***
Sepekan berlalu, setelah pertengkaran di kelas itu, aku dan Putri masih saling bungkam. Tak ada usaha apapun di antara kami untuk berbaikan, atau hanya sekedar bertegur sapa.
"Putri nggak pernah main ke sini, Ra?" Mbak Naura menuang teh hangat setelah menyelesaikan sarapannya.
Aku mengedikkan bahu, tanda tak ingin membahas hal ini. Meski dengan Mbak Naura sekalipun.
"Kenapa?" Mbak Naura menatapku.
"Sibuk sama pacarnya mungkin?" Aku berusaha memindahkan pandanganku pada kalender yang terpasang pada dinding jati ruang tengah rumah kami.
"Kamu nggak pacaran?"
"Enggak, aku mau sekolah aja yang bener Mbak!"

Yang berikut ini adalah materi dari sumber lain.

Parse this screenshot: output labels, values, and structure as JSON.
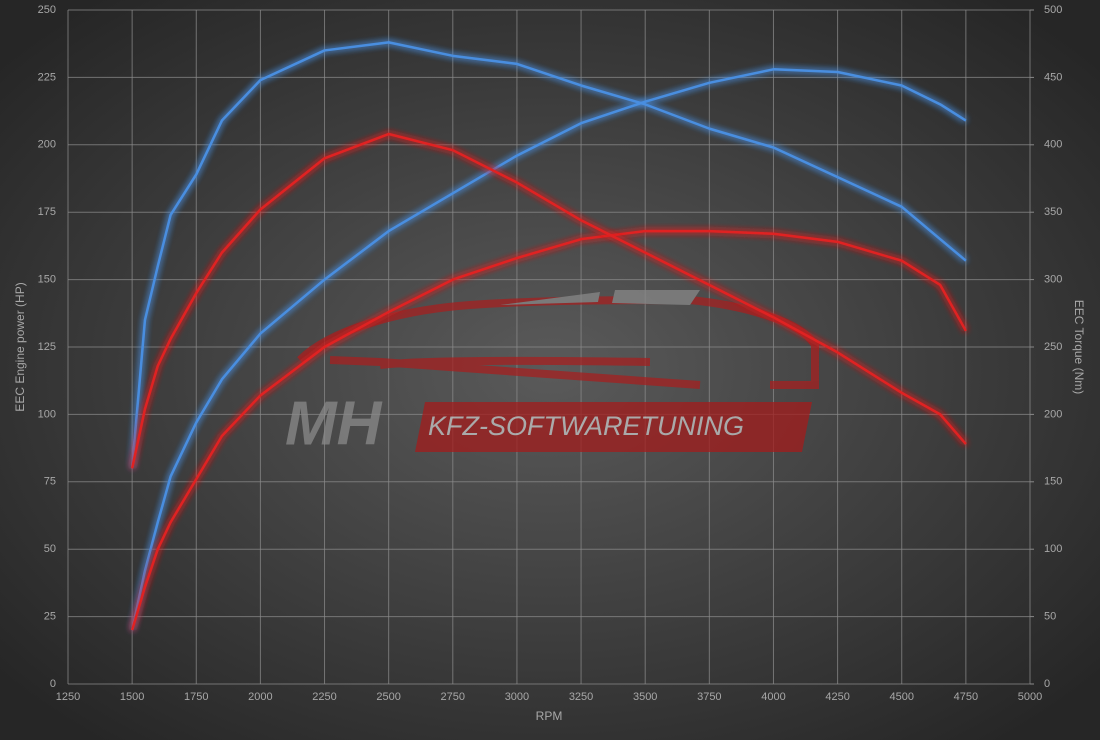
{
  "chart_data": {
    "type": "line",
    "x_label": "RPM",
    "y_label": "EEC Engine power (HP)",
    "y2_label": "EEC Torque (Nm)",
    "watermark": [
      "MH",
      "KFZ-SOFTWARETUNING"
    ],
    "x": [
      1500,
      1550,
      1600,
      1650,
      1750,
      1850,
      2000,
      2250,
      2500,
      2750,
      3000,
      3250,
      3500,
      3750,
      4000,
      4250,
      4500,
      4650,
      4750
    ],
    "series": [
      {
        "color": "#4a8ee0",
        "axis": "y",
        "values": [
          20,
          42,
          60,
          77,
          97,
          113,
          130,
          150,
          168,
          182,
          196,
          208,
          216,
          223,
          228,
          227,
          222,
          215,
          209
        ]
      },
      {
        "color": "#e02424",
        "axis": "y",
        "values": [
          20,
          36,
          50,
          60,
          76,
          92,
          107,
          125,
          138,
          150,
          158,
          165,
          168,
          168,
          167,
          164,
          157,
          148,
          131
        ]
      },
      {
        "color": "#4a8ee0",
        "axis": "y2",
        "values": [
          160,
          270,
          310,
          348,
          378,
          418,
          448,
          470,
          476,
          466,
          460,
          444,
          430,
          412,
          398,
          376,
          354,
          330,
          314
        ]
      },
      {
        "color": "#e02424",
        "axis": "y2",
        "values": [
          160,
          204,
          236,
          256,
          290,
          320,
          352,
          390,
          408,
          396,
          372,
          344,
          320,
          296,
          272,
          246,
          216,
          200,
          178
        ]
      }
    ],
    "xlim": [
      1250,
      5000
    ],
    "xticks": [
      1250,
      1500,
      1750,
      2000,
      2250,
      2500,
      2750,
      3000,
      3250,
      3500,
      3750,
      4000,
      4250,
      4500,
      4750,
      5000
    ],
    "ylim": [
      0,
      250
    ],
    "yticks": [
      0,
      25,
      50,
      75,
      100,
      125,
      150,
      175,
      200,
      225,
      250
    ],
    "y2lim": [
      0,
      500
    ],
    "y2ticks": [
      0,
      50,
      100,
      150,
      200,
      250,
      300,
      350,
      400,
      450,
      500
    ],
    "grid": true
  }
}
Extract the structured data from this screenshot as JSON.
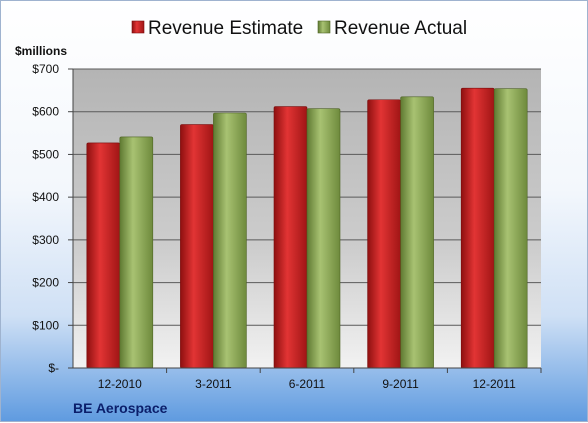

Mbak Naura berdeham pelan.
Oh .... Maaf Mbak, aku tidak sengaja. Mungkin ucapanku menyinggungnya.
"Oh ya Mbak, sudah masuk lima bulan 'kan? Empat bulan lagi Mbak Naura melahirkan. Woah ... Ngga sabar Tari punya ponakan!!" ucapku dengan girang.
"Kalau Mbak udah melahirkan udah nggak tinggal sama kamu!!" jawab Mbak Naura sambil tersenyum.
"Loh?"
"Secepatnya, setelah Mbak melahirkan, Mbak akan menikah."
"Mbak Naura tinggal di rumah Bahar?"potongku dengan cepat.
Mbak Naura mengangguk.
"Hari libur, kamu nggak main ke rumah temenmu?"
Aku menggeleng, "males Mbak. Mending nonton Tv!!"
"Tari, kamu mau kemana?" Tanya ibu yang keluar dari dapur.